For Araluen, Australian poetry has long been full of writers that “glorified [white] men who drank themselves to death and treated women like shit”.

There you go, I knew race would have to come into it eventually. White men treat women like shit and only white men drink themselves to death. Got it. And according to Araluen the rest of us dumbfux just idolise them…

I’ve been really struck by how many otherwise progressive people don’t see an issue with glorifying those figures.

Which figures exactly? It’s not clear.

Isn’t there just an outside possibility that some readers were able to separate the person from the work, and still found something enlivening in their poetry. Is it just possible that you’ve generalised a whole generation from the alleged behaviour of one or a few individuals?

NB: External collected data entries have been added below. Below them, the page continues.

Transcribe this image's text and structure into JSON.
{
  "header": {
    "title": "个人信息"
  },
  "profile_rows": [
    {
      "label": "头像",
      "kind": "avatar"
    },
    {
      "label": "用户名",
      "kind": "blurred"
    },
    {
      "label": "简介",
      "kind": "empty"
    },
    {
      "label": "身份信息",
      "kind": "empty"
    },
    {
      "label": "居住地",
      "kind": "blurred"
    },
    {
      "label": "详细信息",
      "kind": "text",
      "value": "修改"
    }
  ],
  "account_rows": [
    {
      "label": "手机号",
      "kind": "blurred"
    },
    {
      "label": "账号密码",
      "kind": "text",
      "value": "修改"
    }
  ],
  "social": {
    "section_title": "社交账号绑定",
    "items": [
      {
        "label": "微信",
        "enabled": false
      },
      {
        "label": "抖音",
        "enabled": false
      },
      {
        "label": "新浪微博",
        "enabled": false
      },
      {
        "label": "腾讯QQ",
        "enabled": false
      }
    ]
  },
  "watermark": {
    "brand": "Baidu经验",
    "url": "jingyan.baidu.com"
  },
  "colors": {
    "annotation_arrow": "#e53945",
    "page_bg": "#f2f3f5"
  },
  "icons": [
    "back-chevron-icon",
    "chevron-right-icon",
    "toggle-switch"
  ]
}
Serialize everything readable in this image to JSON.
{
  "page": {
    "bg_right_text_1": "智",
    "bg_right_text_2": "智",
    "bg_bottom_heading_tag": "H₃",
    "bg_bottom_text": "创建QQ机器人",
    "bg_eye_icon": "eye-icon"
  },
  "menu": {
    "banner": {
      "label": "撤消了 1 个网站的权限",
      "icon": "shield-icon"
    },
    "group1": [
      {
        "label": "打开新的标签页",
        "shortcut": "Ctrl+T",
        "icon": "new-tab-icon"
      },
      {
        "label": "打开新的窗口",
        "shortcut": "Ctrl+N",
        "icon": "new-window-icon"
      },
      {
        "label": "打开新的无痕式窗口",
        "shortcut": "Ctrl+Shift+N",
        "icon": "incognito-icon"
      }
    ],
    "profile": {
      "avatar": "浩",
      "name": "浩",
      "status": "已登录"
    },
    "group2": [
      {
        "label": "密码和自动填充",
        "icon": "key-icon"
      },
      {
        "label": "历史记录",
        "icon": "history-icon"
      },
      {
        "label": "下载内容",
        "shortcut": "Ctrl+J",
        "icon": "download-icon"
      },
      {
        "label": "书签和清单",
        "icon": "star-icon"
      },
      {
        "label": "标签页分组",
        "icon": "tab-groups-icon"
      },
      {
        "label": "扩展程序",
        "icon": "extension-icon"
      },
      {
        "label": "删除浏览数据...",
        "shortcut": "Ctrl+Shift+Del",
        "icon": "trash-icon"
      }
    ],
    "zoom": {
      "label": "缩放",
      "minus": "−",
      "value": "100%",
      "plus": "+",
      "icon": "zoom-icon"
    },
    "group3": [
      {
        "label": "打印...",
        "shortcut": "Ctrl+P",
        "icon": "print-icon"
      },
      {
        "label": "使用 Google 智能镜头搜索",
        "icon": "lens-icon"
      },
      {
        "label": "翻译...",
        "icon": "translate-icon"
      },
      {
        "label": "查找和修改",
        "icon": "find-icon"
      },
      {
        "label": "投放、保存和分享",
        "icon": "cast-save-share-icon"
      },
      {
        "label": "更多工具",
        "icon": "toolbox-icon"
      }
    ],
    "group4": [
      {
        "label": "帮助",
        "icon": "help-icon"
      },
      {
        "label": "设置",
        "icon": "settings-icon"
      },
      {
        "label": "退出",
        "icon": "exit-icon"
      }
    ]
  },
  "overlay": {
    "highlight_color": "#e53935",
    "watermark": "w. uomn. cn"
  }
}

Endless possibilities unless your mind is a steel rod bolted to the deck of a failed political system.

But despite all that negative drift Stephanie Convery who wrote the piece finishes with hope and dare I say it… future redemption.  Like the ending of some age-old morality play, the heroic, noble and oppressed prevail over the wicked drunken white demons. 

It’s in the ruins of those Australian literary mythologies – the tarnished history of a previously lauded cultural coterie – that a new chorus of voices, not all of them young, has found the space to draw breath.

What a lark! What a load of old cobblers! How can I say this any clearer, Dorothy Hewitt’s so-called “bohemian artistic circle” WAS NOT and never will be the generation of 68 and the only thing that’s being tarnished in this article is your reputation.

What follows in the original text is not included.